Kenneth Taylor, a frequent speaker during "Public Comment" at board meetings, voiced his opposition to county employees going door to door to asking Johnstonians to get coronavirus vaccinations, calling the practice "door-knocking COVID-vaccine snooping that's being pushed by Washington." He said the practice may be in violation of federal law that protects patient confidentiality, thereby putting the county and its employees at risk of legal liabilities.


DESPITE COVID, TAX-COLLECTION RATE REACHES 99.7%

County Tax Administrator Jocelyn Andrews reported that property-tax collections for the past year reached 99.7% --- another high mark despite economic setbacks associated with the coronavirus pandemic. At this point, she told the board Monday, only about $350,000 of current taxes due remain to be paid. Exclaimed Commissioner Larry Wood: "The taxpayers of Johnston County pay their bills."
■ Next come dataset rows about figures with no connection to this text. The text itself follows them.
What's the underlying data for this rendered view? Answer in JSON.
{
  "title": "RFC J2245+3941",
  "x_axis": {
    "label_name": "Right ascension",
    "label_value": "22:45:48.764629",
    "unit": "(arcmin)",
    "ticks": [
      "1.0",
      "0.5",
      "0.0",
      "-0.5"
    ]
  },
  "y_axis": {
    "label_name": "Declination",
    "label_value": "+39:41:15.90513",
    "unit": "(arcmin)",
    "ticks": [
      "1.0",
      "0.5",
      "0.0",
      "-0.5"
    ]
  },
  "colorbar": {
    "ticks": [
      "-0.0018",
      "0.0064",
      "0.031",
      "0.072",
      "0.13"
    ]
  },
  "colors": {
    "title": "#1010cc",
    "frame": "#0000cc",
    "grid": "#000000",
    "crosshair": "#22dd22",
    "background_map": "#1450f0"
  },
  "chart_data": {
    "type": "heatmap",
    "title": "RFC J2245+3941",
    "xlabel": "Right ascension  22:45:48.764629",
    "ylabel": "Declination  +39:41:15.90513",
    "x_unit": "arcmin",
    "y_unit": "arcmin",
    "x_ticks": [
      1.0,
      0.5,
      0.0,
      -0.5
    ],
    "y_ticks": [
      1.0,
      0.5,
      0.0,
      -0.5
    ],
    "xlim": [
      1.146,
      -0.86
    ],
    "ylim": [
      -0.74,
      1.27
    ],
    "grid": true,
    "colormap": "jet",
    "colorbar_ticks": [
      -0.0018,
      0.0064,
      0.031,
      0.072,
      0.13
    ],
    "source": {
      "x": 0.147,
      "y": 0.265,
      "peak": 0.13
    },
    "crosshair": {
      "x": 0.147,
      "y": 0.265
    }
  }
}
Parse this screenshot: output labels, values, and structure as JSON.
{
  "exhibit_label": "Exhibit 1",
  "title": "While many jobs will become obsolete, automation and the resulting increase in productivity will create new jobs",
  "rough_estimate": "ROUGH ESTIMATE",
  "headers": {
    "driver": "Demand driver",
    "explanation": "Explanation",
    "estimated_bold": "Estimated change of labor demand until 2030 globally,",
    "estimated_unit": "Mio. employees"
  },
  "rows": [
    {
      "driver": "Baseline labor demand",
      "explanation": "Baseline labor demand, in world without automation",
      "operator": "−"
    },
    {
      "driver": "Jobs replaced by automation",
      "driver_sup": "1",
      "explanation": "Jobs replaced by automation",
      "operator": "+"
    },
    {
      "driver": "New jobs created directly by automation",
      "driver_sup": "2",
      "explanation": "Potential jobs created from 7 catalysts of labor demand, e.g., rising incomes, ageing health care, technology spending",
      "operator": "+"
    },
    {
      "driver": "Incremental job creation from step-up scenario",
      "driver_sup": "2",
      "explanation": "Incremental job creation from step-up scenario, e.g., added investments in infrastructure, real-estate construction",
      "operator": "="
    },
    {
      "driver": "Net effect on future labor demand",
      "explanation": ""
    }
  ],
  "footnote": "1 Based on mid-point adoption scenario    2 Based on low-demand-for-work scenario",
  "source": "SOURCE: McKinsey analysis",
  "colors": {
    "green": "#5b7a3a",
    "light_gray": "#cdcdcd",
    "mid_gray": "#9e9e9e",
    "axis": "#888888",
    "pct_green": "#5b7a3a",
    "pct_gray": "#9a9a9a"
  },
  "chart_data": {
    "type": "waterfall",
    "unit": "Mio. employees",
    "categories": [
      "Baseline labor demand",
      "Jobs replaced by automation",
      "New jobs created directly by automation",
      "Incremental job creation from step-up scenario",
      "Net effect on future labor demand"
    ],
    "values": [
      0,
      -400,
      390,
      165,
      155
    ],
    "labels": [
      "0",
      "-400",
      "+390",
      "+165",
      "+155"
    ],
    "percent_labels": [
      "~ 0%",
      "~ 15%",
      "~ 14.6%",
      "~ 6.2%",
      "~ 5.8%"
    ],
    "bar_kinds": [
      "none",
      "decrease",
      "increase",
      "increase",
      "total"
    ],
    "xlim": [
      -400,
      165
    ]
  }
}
BROADBAND REPORT SHOWS COUNTY'S WEAK SPOTS

The board received a completed report from a consultant taking stock of Broadband Internet connectivity throughout Johnston. Jeff Brooks of ECC Technologies, Inc. of Raleigh said "the county, generally speaking, is fairly well served" by Internet providers offering connections capable of handling large amounts of data transmitted for educational and commercial purposes. A map in the report shows two areas most lacking: the larger south of the Neuse River and east of I-95, a smaller area around Kenly and Micro. Among steps the county should now take to improve that service, Mr. Books advised, is to solicit proposals from the various Internet providers currently doing business in Johnston.


REVENUE BONDS AUTHORIZED FOR SEWER PROJECTS

Commissioners authorized the issuance of $52.5 million in water and sewer revenue bonds and then approved contracts for projects spending a good chunk of that money. Several of those will "upsize" sewer mains and pumping stations to serve a larger wastewater-treatment plant the county is about to build on its property adjacent to the landfill off NC 210. That plant will eventually replace the county's treatment facilities on the Neuse River below Smithfield that were inundated and temporarily put out of commission by Hurricane Matthew's floodwaters in 2016. Revenue bonds are financed through monthly rates charged customers of the county's water and sewer systems rather than property taxes, which are the source of financing general-obligation bonds requiring approval by the county's voters.



ANNUAL REPORT ON JOHNSTON'S CHILD FATALITIES

Kathleen W. Lane, a retired nurse who serves as review coordinator for the Child Fatality Prevention Team associated with the county's departments of Public Health and Social Services, presented an annual report on deaths of Johnston's children under 18 years of age during the past year. Of 23 deaths documented, 13 resulted from premature birth, four from illness, two from motor-vehicle accidents, one from homicide, and two undetermined. The Prevention Team's mission is "to prevent the abuse, neglect, and death of juveniles."